A Michigan family will continue to preserve their 141-year-old fruitcake that survived under the tender care of numerous generations.
“It’s a great thing,” Julie Ruttinger told The Associated Press. “It was a tradition. It’s a legacy,” she said of the cake that was baked in 1878 by her great-great-grandmother Fidelia Ford.
Ford kicked off the family tradition by baking fruitcakes annually and letting them age for a year before the family consumed the treat during the holiday season.
But Ford died before her last cake could be eaten. Her family decided to hold onto her last baked creation, turning the cake into a family heirloom.
Ruttinger’s dad, Morgan Ford, watched over the cake until he died in 2013.

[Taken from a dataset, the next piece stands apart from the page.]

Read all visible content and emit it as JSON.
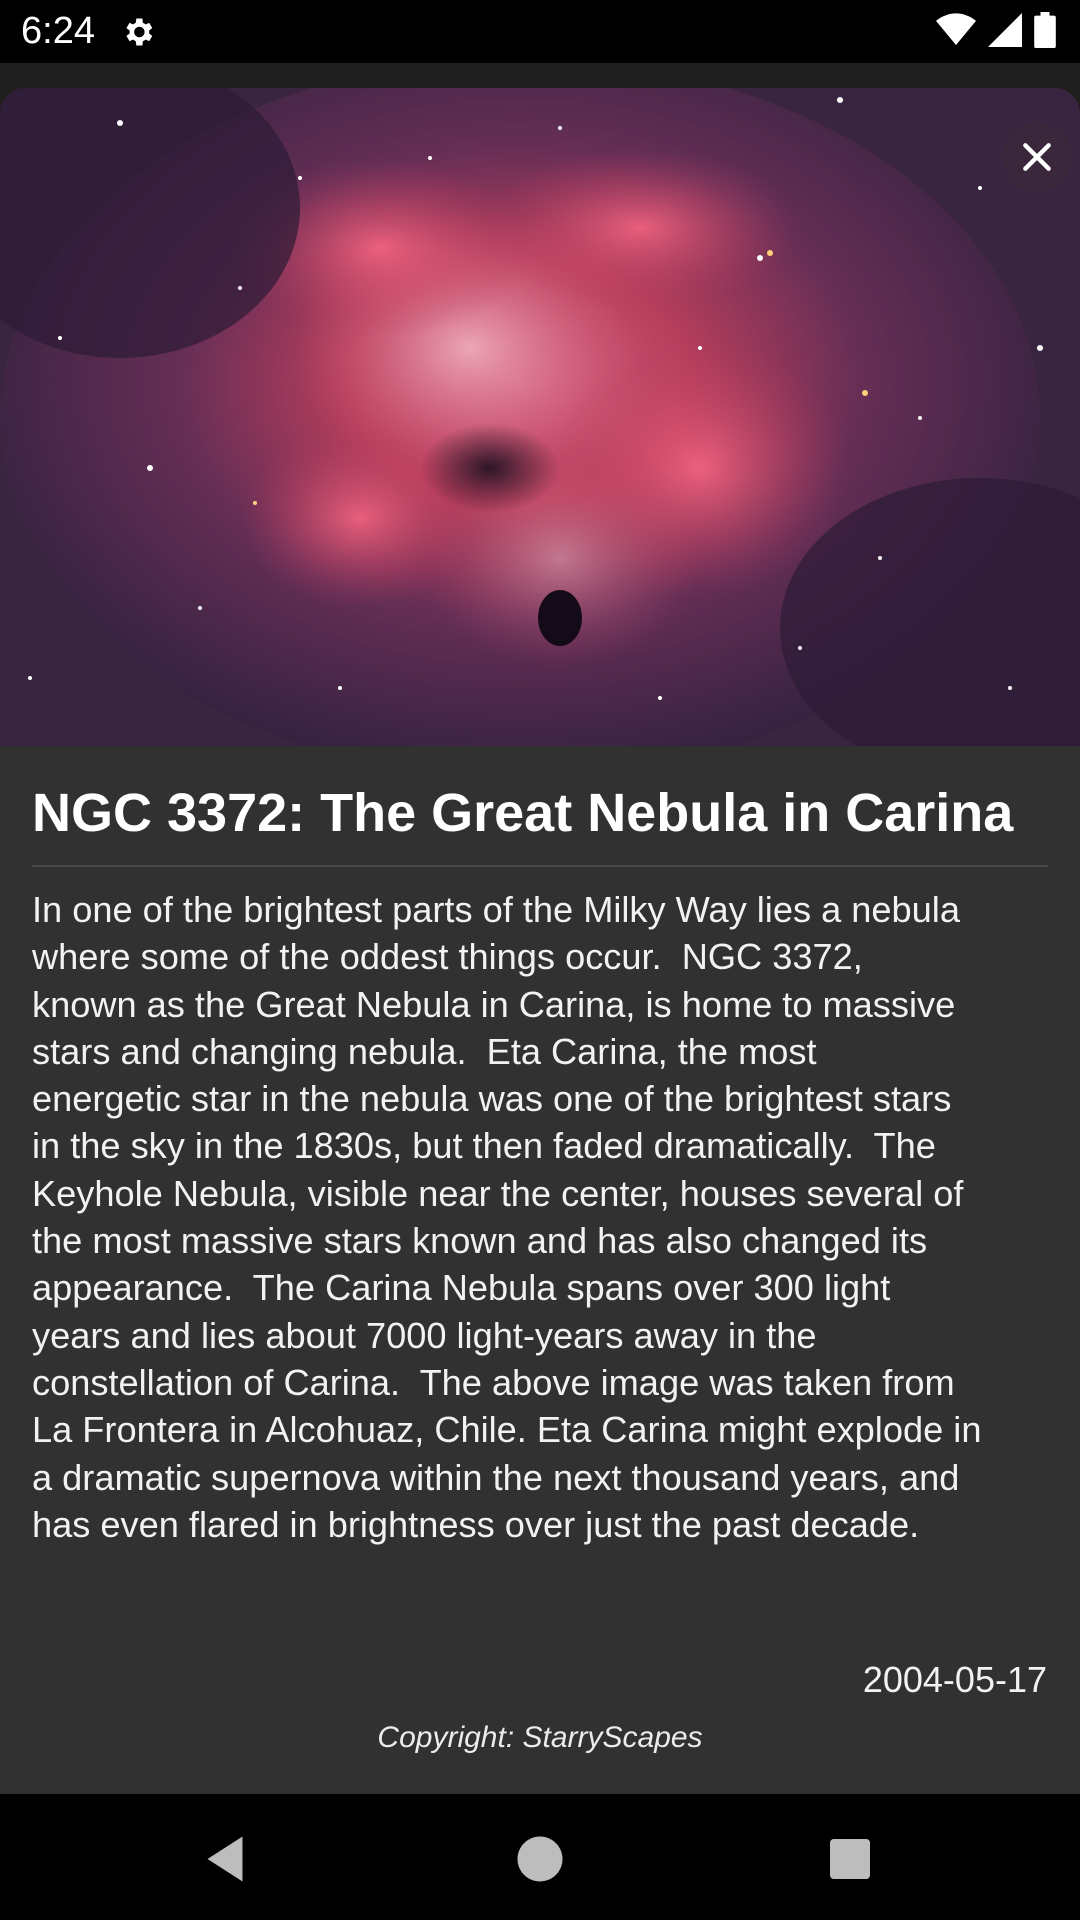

“He took care of it to the day he left the earth,” Ruttinger told the news service. “We knew it meant a lot to him.”
Ford in 2003 brought the cake onto “The Tonight Show.” Host Jay Leno tasted the cake and joked that “It needs more time,” according to the “Today” show.

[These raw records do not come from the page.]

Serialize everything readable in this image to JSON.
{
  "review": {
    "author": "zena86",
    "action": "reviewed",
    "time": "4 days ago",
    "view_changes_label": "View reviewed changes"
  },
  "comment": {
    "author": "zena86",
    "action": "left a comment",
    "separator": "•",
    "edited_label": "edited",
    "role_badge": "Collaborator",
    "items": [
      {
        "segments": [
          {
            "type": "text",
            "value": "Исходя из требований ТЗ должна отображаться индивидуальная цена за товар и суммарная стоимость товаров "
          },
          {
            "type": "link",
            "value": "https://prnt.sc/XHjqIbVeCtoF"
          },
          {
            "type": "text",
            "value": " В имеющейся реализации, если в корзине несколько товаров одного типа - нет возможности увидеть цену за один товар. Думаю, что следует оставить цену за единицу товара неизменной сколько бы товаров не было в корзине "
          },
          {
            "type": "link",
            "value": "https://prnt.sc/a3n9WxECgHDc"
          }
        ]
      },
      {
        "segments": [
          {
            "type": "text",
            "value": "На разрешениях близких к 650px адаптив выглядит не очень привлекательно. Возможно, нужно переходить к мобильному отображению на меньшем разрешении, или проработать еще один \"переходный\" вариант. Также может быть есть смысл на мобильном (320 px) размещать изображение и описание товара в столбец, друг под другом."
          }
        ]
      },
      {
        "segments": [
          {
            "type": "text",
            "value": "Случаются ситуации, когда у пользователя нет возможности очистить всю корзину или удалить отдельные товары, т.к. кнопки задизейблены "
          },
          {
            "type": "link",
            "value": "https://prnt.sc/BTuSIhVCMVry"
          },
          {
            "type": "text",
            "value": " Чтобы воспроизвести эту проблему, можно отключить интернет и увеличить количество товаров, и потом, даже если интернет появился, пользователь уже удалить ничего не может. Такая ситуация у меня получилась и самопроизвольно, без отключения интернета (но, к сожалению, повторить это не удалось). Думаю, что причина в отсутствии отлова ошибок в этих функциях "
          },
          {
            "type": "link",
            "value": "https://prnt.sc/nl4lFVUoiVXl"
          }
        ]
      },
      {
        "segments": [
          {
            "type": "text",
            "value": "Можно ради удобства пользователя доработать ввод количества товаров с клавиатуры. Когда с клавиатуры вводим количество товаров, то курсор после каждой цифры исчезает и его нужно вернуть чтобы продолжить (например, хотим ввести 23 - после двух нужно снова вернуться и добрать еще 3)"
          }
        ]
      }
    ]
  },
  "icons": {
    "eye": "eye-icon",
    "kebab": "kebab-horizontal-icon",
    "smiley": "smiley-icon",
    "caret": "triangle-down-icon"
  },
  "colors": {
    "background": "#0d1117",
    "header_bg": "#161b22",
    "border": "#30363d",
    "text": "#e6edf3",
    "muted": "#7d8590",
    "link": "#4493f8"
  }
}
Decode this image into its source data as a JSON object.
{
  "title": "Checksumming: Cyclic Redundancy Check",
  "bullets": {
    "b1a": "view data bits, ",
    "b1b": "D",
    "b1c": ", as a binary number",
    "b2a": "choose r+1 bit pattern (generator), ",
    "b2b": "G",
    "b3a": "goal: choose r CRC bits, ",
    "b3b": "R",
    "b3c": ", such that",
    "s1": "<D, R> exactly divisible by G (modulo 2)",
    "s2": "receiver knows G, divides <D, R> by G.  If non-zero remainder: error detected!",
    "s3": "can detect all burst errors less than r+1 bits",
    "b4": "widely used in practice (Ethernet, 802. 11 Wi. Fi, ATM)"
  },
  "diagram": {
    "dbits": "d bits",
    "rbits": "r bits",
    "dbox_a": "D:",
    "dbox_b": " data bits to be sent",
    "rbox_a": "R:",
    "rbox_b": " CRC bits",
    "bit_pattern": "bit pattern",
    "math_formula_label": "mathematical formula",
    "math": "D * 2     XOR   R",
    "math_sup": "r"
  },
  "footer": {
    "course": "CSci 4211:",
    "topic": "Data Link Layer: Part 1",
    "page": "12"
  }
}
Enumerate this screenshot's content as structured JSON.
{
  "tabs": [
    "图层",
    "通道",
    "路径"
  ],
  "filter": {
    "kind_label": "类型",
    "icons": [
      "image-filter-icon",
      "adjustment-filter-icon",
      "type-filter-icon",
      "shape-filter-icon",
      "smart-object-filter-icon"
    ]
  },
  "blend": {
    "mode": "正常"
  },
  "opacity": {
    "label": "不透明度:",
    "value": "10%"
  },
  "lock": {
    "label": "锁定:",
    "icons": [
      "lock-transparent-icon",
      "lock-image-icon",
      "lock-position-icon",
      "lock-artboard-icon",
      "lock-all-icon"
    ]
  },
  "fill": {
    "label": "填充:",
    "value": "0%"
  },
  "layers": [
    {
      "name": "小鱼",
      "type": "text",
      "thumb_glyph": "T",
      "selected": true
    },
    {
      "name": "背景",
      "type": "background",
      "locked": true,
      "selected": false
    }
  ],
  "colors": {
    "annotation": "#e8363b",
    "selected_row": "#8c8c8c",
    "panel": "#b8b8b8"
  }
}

Another one of Ford’s daughters, Sue Durkee, said “He really enjoyed sharing the joy of the cake. He took a lot of pride in it.”

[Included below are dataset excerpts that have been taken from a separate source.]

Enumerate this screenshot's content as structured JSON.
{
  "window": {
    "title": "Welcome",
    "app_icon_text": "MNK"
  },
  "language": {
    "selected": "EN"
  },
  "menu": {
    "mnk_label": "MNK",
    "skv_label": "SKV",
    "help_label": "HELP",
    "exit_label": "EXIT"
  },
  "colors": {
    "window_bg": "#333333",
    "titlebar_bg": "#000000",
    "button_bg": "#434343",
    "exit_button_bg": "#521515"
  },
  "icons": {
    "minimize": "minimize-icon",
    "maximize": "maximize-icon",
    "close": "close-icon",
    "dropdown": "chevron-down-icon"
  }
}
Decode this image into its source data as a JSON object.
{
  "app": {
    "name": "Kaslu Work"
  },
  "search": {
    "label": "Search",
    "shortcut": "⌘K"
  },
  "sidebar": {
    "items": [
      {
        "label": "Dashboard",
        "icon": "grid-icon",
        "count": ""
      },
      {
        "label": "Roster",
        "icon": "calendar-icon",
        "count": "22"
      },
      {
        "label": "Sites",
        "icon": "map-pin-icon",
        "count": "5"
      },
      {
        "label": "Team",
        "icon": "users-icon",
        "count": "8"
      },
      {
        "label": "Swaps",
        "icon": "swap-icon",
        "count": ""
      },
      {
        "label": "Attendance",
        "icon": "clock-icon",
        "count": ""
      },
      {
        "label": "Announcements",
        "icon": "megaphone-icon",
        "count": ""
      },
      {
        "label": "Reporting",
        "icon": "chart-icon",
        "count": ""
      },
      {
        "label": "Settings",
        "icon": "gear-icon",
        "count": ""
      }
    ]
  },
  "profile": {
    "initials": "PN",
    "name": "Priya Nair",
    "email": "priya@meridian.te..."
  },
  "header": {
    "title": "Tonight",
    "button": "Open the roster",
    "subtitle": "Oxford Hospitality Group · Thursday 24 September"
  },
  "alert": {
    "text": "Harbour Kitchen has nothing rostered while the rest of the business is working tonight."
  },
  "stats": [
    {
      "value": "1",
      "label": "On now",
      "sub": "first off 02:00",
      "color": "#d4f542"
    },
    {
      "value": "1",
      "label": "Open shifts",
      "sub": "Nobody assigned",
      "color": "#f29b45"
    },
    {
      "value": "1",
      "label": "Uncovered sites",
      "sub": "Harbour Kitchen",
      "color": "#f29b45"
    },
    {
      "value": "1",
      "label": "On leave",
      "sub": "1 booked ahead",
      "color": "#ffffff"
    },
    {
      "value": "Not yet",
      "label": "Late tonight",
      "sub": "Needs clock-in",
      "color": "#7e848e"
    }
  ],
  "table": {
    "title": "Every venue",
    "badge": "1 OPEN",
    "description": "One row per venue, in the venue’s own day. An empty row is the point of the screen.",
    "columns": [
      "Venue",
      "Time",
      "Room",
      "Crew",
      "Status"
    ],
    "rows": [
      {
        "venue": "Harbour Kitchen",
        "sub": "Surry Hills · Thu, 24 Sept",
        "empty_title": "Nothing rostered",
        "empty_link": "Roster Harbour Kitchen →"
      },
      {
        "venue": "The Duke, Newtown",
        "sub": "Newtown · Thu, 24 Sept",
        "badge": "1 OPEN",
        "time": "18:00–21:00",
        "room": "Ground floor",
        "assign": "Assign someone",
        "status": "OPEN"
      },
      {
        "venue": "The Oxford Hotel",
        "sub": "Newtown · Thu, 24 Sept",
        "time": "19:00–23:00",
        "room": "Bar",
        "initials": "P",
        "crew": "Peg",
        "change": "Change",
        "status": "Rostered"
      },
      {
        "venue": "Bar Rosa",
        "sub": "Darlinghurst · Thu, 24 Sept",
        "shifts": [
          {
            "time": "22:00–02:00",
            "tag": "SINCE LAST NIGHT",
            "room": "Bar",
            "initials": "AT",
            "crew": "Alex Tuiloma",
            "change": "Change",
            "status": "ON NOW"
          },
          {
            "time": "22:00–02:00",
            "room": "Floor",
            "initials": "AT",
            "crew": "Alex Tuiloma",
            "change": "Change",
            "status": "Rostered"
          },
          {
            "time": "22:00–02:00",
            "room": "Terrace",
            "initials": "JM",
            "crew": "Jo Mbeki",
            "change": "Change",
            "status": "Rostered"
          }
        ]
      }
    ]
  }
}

Despite its old age, a food safety specialist told the “Today” show that the 141-year-old cake is safe to eat.
“The bacteria we need [to] worry about needs water to grow,” Chapman, a professor at North Carolina State University said.
“There’s not a lot of water that is available in fruitcake because it’s all bound up by sugar. Now, it’s gonna taste terrible, likely. But that’s a totally different situation.”